People called the wrong agency to report crimes in progress, delaying police response. Both agencies were strapped for staff, yet used a lot of it duplicating record-keeping and administrative functions.

Unlike most efforts at consolidation, the Metro legislation slid through the Nevada Legislature with ease, and Lamb ended up in charge of the joint agency. Most people attributed that to Lamb’s political muscle, since  his brother Floyd was a senator and his younger brother Darwin a county commissioner.

One of Lamb’s efforts at efficiency, however, helped cost him the post that seemed made for him. It was called the Task Force, and was an élite unit of experienced officers, handpicked by Lamb himself.

If burglars became particularly aggressive, the Task Force set up sting operations buying stolen goods and then busting the sellers. Then it moved on to attack some other kind of crime.

It made life miserable for crooks. When a hotel building boom brought in a new crop of hoods trying to gain a foothold in casinos, Task Force officers identified and kept track of them.

Lamb believed it worked like a charm. But many of his officers hated it, seeing the Task Force as an arrogant outfit, hogging the glory and leaving the real work to everybody else.

Then there was Joe Blasko. A controversial Las Vegas officer known for beating up suspects — one died — Blasko ended up in Metro’s organized crime unit after the merger. In 1978 he was accused of leaking information to mob boss Tony Spilotro, and Lamb fired him, but the damage was done.
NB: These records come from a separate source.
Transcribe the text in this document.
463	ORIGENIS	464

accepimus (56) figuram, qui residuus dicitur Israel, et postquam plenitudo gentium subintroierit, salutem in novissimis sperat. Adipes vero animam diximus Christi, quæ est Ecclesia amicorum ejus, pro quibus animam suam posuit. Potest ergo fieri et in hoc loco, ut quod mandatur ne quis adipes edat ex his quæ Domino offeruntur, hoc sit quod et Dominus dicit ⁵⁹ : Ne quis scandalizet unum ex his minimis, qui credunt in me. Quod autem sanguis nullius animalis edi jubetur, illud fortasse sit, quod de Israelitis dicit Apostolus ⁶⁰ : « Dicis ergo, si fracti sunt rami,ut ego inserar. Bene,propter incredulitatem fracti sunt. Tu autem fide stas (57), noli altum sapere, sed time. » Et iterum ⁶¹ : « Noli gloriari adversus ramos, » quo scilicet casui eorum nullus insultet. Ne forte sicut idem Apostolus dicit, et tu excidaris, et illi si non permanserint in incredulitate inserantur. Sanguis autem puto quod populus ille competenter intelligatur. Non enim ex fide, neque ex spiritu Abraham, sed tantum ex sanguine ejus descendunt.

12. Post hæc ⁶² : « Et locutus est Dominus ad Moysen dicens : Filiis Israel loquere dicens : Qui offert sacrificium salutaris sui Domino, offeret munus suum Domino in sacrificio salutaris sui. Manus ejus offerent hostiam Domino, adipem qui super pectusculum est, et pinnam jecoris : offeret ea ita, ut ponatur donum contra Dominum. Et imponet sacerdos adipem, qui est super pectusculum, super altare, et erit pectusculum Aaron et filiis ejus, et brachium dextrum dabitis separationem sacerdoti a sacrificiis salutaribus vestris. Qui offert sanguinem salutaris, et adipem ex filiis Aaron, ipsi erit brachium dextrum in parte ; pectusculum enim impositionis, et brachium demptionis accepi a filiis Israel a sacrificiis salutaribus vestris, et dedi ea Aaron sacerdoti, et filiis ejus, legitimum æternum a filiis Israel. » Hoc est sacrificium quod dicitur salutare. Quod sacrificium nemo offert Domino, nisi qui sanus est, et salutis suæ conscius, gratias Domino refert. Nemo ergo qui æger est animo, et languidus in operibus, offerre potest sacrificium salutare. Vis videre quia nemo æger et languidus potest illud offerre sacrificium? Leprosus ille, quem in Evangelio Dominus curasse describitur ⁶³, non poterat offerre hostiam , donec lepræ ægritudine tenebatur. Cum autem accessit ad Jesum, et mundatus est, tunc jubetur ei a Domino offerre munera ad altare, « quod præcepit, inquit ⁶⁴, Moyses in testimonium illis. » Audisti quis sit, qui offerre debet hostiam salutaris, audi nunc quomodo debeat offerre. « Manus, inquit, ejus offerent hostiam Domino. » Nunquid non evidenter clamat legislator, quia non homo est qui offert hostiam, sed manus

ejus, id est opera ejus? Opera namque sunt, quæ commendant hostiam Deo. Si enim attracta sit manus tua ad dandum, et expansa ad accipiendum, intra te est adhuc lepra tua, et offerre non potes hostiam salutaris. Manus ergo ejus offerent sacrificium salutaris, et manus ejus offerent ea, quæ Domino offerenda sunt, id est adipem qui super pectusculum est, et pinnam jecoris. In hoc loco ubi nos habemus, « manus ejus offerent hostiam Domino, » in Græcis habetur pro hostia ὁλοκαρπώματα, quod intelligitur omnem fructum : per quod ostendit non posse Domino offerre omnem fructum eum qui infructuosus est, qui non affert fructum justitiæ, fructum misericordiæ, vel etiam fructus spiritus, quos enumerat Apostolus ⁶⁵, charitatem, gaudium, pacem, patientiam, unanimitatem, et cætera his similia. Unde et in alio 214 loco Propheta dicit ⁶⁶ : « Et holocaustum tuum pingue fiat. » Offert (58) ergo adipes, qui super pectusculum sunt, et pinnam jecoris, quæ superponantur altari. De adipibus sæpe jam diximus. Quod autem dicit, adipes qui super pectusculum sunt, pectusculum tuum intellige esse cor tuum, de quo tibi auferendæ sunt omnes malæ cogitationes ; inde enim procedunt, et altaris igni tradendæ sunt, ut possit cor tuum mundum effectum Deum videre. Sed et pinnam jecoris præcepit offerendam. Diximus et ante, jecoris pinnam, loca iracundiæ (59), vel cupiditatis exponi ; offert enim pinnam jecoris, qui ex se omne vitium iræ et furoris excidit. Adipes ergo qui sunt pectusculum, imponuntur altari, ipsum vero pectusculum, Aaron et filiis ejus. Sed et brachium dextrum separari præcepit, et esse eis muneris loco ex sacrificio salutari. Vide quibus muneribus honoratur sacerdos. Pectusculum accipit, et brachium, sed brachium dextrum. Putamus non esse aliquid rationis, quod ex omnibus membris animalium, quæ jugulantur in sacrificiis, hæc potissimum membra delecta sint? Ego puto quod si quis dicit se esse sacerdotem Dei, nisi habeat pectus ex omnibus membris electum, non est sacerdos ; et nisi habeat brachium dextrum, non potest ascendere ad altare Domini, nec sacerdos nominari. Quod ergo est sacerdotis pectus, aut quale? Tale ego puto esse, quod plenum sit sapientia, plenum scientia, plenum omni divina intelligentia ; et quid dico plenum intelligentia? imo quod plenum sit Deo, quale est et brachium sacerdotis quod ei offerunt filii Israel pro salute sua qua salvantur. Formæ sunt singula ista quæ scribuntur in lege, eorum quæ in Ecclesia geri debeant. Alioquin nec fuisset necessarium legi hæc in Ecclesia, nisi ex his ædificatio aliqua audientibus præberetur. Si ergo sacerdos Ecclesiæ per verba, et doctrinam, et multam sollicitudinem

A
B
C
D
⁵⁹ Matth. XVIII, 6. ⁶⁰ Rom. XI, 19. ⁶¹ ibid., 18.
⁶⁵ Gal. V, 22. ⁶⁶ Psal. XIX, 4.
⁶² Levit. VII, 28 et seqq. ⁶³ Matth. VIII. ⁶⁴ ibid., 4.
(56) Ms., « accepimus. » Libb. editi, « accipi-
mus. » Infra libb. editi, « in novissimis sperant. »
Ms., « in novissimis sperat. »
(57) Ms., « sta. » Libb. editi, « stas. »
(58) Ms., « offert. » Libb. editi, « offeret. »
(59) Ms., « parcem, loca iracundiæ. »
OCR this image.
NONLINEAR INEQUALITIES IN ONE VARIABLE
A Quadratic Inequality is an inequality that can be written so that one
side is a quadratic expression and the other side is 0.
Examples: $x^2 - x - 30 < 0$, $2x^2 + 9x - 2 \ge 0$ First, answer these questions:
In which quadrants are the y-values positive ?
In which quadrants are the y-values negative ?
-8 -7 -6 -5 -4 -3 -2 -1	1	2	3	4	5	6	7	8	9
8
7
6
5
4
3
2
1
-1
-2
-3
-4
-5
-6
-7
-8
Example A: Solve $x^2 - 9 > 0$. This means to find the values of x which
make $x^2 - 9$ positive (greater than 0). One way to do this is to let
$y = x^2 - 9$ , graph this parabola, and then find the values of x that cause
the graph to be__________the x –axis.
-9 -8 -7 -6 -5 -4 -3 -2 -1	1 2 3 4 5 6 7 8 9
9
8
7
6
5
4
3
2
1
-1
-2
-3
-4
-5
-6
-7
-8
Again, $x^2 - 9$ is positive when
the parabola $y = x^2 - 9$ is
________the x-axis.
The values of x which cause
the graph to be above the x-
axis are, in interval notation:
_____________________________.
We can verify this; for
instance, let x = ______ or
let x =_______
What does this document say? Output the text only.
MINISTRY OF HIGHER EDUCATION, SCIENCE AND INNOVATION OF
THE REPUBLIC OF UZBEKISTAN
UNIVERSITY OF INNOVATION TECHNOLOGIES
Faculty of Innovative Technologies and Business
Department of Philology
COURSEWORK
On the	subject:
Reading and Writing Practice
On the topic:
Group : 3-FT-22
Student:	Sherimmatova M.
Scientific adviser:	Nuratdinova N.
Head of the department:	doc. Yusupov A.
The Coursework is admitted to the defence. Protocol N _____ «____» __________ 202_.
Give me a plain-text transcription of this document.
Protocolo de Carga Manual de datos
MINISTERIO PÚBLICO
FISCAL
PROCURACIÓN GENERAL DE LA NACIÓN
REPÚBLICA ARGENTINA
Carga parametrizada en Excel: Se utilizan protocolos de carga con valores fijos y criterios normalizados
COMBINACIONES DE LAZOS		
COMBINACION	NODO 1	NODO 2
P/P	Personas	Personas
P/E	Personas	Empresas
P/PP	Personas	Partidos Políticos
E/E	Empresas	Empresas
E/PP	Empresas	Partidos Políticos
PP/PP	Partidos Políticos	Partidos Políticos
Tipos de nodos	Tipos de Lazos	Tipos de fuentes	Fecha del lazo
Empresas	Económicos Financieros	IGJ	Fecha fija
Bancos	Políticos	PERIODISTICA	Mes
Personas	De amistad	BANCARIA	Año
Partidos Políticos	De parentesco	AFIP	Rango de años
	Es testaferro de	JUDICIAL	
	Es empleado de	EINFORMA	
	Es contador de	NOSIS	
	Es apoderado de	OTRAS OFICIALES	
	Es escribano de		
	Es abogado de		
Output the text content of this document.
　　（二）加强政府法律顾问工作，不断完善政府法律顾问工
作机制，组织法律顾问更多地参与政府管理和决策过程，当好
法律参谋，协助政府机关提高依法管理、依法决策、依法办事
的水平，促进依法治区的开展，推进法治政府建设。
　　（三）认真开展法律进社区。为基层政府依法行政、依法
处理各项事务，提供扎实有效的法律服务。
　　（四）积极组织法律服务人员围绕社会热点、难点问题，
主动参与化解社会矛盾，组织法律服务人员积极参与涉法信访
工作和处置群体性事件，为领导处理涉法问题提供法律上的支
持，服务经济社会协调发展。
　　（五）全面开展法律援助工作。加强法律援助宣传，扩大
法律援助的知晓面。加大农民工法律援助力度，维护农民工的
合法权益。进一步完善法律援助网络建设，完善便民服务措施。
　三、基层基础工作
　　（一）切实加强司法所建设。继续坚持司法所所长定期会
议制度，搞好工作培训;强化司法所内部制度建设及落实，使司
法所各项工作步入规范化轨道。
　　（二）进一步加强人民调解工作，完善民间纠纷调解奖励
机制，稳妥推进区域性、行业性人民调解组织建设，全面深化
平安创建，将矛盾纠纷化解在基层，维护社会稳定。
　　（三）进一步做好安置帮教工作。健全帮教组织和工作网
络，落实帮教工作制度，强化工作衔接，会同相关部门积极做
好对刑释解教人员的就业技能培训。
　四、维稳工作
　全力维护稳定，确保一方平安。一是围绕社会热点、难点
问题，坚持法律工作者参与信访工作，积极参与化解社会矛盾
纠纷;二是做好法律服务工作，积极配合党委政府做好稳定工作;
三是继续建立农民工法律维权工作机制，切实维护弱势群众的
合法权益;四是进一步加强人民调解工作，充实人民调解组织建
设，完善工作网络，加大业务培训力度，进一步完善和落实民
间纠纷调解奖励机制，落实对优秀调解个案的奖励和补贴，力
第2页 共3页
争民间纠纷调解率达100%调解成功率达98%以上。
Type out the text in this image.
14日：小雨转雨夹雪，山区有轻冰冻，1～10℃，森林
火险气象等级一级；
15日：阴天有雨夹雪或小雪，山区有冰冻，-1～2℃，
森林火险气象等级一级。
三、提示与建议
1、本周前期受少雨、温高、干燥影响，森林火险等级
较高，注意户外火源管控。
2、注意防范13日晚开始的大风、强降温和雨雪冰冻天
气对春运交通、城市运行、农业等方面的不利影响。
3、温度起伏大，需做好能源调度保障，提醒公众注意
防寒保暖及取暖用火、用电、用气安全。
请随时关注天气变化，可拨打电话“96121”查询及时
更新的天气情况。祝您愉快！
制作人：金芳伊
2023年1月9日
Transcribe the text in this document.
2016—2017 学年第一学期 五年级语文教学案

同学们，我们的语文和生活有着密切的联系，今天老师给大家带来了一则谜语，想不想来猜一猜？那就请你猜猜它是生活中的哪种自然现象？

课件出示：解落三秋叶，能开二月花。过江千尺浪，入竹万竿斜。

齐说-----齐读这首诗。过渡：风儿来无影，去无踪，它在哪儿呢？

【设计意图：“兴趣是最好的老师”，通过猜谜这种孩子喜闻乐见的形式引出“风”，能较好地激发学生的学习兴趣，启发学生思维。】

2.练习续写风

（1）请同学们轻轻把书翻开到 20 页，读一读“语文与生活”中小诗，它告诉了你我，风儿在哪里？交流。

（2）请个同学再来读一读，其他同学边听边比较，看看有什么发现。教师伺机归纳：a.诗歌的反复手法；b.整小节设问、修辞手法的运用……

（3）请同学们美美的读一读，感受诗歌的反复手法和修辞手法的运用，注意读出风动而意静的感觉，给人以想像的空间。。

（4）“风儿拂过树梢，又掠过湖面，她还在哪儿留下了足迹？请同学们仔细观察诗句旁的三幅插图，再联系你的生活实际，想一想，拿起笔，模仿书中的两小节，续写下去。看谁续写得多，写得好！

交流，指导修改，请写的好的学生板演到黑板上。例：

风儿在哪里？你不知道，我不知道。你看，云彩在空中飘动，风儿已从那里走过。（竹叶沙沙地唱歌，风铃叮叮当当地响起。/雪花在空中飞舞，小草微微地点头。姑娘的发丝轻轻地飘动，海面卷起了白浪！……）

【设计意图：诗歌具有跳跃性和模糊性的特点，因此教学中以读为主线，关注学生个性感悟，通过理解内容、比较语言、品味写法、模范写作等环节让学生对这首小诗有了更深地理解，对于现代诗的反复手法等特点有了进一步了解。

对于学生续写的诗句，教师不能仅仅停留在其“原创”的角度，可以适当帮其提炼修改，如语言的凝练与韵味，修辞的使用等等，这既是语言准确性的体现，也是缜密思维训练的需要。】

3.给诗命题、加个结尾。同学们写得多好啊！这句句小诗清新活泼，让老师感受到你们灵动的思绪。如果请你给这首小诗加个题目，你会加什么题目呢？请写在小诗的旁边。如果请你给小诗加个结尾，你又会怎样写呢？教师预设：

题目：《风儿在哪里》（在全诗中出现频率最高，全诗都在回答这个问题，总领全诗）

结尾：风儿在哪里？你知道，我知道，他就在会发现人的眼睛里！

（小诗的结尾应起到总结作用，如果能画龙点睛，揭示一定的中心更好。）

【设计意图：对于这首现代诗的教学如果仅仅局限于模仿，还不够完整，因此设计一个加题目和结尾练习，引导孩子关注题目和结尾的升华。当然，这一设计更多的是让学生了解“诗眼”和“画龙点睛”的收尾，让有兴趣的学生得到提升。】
The longtime sheriff was also weakened by his 1977 indictment for income tax evasion. The IRS attempted to prove Lamb spent more money than he earned as sheriff in such activities as building a home, complete with guest house and horsemanship facilities; proving it would mean Lamb had concealed income and evaded the taxes on it.

They also tried to prove certain loans, including one for $30,000 from casino owner Benny Binion, were never meant to be repaid and were, therefore, taxable income. However, U.S. District Judge Roger D. Foley acquitted Lamb of all charges.

He said the IRS had failed to prove that anybody paid for the building materials, so they probably were gifts, not subject to taxation. Similarly, said Foley, it was up to the government to prove that Binion’s loan was never repaid, and it failed to do so.

But Lamb was politically wounded, and didn’t recover. The following year he lost a bid for re-election, by a landslide, to his former vice-squad commander, John McCarthy.

He made another bid in 1994 but lost.